No dia 17 de março, o curso de Jornalismo do Coração Eucarístico recebeu Fernando Rezende, professor da Universidade Federal Fluminense e doutor em Ciências da Comunicação pela USP, para a realização da aula inaugural intitulada “O jornalismo hoje: quando a democracia é branca e a notícia tem muitos lados”.
Na ocasião, o professor foi apresentado pelo diretor da Faculdade de Comunicação e Artes, Mozahir Salomão, quando ambos relembraram seu tempo como colegas na Universidade Católica em meados da década de 80. Aproveitando a deixa para introduzir o tema da aula, Fernando contou sua experiência ao vivenciar o fim do regime militar enquanto ainda era apenas um estudante de jornalismo.
Ele contou como o cenário era repleto de dúvidas sobre o que seria a tão esperada “democracia” e o que significava exatamente dizer que o jornalismo estava a seu serviço. A consideração foi feita perante o fato de que o país se encontrava em um governo opressor por 20 anos; logo, não tinham um referencial de como prosseguir. Para além, ele reforçou o caráter histórico do jornalismo e como este sofre mudanças junto à sociedade que o cerca.
O professor acredita que o ambiente acadêmico da época não estava preparado nem equipado para fornecer a ele e seus futuros colegas de profissão amparo prático para a mudança iminente no país. Essa situação forçou todos a repensar e a buscar alternativas para tamanho desafio, incrementando, ainda, sobre as funções do jornalismo que atravessam o tempo e espaço, com destaque para a produção de alteridade em sua narrativa.
Em sua perspectiva, a “narrativa” é um uma política estética, que deve ser encarada como um lugar de produção de conhecimento e de exposição de mundo, com mecanismos que favoreçam a produção de subjetividades.

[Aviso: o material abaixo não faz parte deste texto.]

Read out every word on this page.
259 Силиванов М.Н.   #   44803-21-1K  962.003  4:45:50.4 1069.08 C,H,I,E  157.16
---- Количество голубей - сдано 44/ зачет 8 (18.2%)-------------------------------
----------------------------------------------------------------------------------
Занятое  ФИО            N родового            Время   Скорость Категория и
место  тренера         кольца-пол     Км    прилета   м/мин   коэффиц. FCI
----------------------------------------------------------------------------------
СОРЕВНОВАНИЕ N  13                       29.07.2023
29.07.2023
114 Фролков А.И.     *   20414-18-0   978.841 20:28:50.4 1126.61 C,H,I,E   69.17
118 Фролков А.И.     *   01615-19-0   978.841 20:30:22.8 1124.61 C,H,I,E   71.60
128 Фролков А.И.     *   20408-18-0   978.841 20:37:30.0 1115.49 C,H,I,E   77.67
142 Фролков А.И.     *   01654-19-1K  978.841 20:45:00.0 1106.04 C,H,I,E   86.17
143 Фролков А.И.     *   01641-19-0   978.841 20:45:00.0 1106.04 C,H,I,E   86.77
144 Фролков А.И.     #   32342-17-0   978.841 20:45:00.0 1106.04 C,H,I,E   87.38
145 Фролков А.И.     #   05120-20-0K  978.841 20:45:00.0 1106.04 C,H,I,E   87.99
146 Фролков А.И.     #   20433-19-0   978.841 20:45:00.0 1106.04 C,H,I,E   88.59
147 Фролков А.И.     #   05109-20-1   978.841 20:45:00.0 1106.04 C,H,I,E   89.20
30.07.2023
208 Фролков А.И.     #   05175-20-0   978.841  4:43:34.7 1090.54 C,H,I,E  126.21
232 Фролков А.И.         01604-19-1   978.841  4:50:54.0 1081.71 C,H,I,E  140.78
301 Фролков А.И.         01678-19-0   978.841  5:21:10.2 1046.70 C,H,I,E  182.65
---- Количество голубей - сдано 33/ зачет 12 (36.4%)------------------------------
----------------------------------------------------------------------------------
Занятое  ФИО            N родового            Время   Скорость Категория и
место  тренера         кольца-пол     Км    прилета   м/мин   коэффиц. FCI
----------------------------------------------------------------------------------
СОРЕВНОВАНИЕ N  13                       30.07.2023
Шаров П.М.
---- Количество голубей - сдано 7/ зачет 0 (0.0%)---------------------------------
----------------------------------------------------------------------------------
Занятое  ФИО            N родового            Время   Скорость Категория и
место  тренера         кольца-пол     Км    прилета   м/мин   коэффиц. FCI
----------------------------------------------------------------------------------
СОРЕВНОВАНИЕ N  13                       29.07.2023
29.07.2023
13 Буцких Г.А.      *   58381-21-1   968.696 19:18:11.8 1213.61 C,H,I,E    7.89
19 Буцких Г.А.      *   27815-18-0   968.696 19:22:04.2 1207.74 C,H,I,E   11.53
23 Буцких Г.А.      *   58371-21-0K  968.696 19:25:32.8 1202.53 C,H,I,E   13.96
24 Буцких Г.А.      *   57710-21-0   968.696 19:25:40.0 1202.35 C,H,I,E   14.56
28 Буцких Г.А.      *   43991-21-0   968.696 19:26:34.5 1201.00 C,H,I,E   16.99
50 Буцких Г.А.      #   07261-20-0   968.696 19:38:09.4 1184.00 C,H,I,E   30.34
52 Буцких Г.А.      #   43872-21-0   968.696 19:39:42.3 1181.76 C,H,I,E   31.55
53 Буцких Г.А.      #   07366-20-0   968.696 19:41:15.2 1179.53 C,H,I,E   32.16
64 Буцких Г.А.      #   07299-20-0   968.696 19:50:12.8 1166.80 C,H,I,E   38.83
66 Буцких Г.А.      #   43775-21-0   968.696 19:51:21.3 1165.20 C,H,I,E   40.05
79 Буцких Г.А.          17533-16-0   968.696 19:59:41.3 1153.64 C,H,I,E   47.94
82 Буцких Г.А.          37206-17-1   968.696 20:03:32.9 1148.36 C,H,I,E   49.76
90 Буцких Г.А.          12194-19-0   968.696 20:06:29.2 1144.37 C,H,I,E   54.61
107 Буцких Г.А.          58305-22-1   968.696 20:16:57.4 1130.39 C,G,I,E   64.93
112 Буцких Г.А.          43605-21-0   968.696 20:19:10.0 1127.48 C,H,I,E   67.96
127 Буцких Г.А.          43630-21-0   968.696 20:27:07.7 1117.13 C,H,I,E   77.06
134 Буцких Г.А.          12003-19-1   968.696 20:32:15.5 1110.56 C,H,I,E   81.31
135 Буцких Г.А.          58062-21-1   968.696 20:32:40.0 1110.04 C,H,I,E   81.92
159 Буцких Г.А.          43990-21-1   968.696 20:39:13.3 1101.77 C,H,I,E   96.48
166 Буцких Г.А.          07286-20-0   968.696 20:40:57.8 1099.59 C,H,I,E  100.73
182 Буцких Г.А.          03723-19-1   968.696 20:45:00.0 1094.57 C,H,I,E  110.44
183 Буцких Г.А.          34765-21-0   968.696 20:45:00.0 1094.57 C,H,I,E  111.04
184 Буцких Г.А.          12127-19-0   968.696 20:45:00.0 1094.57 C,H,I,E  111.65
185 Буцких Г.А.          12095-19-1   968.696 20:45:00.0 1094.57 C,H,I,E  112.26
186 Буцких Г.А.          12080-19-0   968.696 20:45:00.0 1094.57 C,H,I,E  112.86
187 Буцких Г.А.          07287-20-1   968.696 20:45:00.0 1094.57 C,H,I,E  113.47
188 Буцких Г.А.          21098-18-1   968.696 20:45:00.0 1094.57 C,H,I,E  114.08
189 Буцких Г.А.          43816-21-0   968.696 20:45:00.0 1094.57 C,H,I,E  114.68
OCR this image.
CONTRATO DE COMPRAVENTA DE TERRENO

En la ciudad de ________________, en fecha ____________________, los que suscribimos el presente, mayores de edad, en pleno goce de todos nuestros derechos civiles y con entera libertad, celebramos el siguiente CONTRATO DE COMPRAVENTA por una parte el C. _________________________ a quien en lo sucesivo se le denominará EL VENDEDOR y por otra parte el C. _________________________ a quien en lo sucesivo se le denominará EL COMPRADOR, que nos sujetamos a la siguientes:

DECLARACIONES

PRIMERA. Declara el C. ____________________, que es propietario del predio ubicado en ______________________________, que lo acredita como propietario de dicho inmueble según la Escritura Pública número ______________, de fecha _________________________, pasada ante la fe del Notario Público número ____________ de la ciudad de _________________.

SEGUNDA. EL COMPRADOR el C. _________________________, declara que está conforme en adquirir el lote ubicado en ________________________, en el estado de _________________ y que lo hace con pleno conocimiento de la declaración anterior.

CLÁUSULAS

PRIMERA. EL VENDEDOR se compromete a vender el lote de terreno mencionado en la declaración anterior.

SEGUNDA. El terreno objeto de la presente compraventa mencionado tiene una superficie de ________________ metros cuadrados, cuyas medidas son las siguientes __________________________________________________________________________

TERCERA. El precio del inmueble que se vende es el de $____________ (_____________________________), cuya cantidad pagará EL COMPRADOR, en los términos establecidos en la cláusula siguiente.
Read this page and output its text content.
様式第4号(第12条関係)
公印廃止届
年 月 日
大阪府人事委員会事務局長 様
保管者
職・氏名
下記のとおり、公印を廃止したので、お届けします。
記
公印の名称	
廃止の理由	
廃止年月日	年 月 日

A partir dessa ideia, a narrativa seria um local onde é formado e se disputa o poder.
Assim, o professor enfatiza a importância de se trabalhar o tema das disputas de narrativas sob dois pontos de vista: a externa e a interna ao jornalismo. A primeira diz respeito à linguagem, aos meios e às tecnologias com que se narra o cotidiano, como documentários e histórias em quadrinhos. Já o segundo, se relaciona com o conceito de alteridade e de seu poder dentro da área, assim como as diversas formas de narração existentes e de se exercer o jornalismo.
O ponto central de sua exposição se concentra na eclosão de novas formas e meios de se narrar hoje a realidade. Ele destaca como a representatividade se tornou mais expressiva após certa democratização das ferramentas para se fazer comunicação, com o surgimento de iniciativas em locais menos favorecidos, como as favelas, e por personagens negligenciados, como os negros. Tal mudança reforçou a necessidade de se rever as narrativas de poder vigentes, de reconhecer como as produções realizadas por quem realmente possui vivência do fato é mais complexa e completa.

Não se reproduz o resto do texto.